The urban middle class is larger and more diverse than the upper class. It includes various types of administrators; middle-level bureaucrats and public employees; engineers lacking advanced college degrees; journalists and other writers; managers of industrial enterprises, commercial offices, and social-service centers; owners of small-scale retail establishments and restaurants; technicians; self-employed artisans; professionals; and tradespeople. Education, particularly a college degree, has been key to joining the middle class. Although the middle class was continuing to expand during the early 1980s, most of its members felt threatened by persistently high inflation rates that had eroded their savings and impeded their upward social mobility. In 1995 the middle class was estimated to constitute 20 to 25 percent of the total urban population. It was larger in prosperous cities but smaller in economically depressed areas.
The phenomenal growth of cities since the 1950s has been the result of large-scale migration of lower-class people from the villages; in 1995 more than 60 percent of Turkey's urban population belonged to the lower class. Most villagers who came to the cities in search of work were unable to find affordable housing. Thus, they built temporary shelters on undeveloped land on the outskirts of Ankara and Istanbul and other large cities. These squatter settlements, or gecekondus , soon became permanent neighborhoods, albeit ones that lacked urban amenities such as piped water, electricity, and paved streets. Eventually, some gecekondus were incorporated into the cities and provided with electricity. By 1980 up to 60 percent of the residents of Ankara, Adana, Bursa, Istanbul, and Izmir lived in new gecekondus or in city neighborhoods that had originated as gecekondus . During the 1970s, researchers affiliated with government-funded institutes tried to depict the expanding gecekondus as settlements that facilitated the adaptation of rural migrants to the urban environment. In actuality, all such neighborhoods were urban slums where poverty and its associated social ills remained pervasive in the mid-1990s.

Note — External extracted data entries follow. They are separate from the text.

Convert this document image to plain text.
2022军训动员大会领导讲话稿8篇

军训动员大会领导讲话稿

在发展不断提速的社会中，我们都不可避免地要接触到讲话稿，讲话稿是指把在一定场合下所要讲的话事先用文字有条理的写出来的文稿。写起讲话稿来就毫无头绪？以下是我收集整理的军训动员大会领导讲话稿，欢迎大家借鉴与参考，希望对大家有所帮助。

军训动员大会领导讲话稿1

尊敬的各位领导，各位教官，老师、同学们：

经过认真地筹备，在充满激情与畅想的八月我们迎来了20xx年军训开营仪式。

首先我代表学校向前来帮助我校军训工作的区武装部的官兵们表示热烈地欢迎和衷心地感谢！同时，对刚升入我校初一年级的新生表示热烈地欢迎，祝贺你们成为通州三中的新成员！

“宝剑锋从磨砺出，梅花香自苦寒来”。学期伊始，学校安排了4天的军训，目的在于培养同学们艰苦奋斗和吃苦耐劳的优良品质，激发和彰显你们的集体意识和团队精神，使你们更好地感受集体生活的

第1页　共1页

Obtaining work in private manufacturing or state industries is a typical goal of lower-class men because of the steady employment and wages offered. Among industrial workers, there has been a long tradition of group identification and solidarity. By 1975, when more than 79 percent of all industrial workers had been unionized, labor leaders were able to exercise political influence on behalf of legislation protecting workers' rights. This situation changed dramatically following the 1980 coup. The military government forcibly dissolved existing labor unions, arrested prominent labor leaders, and banned strikes. Subsequently, to ensure that unions remained under supervision, the civilian government of Turgut Özal encouraged the formation of tradespeople-artisan guilds. By 1995 these guilds, however, represented only 10 percent of the entire labor force and lacked the political influence of their predecessors (see Human Resources and Trade Unions, ch. 3).
In the prevailing climate of economic and political uncertainty following the coup, several factories ceased production, a situation that meant immediate job and income loss for thousands of workers. Even after the restoration of civilian rule, economic conditions for the lower class did not improve. Up to 25 percent of adult males in the gecekondus were unemployed in the mid-1980s; throughout the first half of the 1990s, the level of industrial unemployment remained at the 10 to 11 percent level. An excess labor supply relative to available industrial jobs has tended to keep wages depressed.
There are more nonindustrial than industrial jobs in the cities, and as many as two-thirds of all lower-class urban families depend on nonindustrial, unskilled work for their livelihood. Such work includes crafts; automotive repair; brick masonry; butchering; carpentry; deliveries; bus and taxi driving; entertainment; equipment operation in bakeries; laundry, machine shop, and dockyard work; home painting and repairs; maintenance of grounds and buildings; personal services in public bathhouses, barbershops, beauty salons, and private homes; operation of small retail shops; service jobs in hotels, institutions, offices, restaurants, and retail establishments; street cleaning and maintenance; street vending of products and services; textile piecework in the home; and various transport and haulage jobs.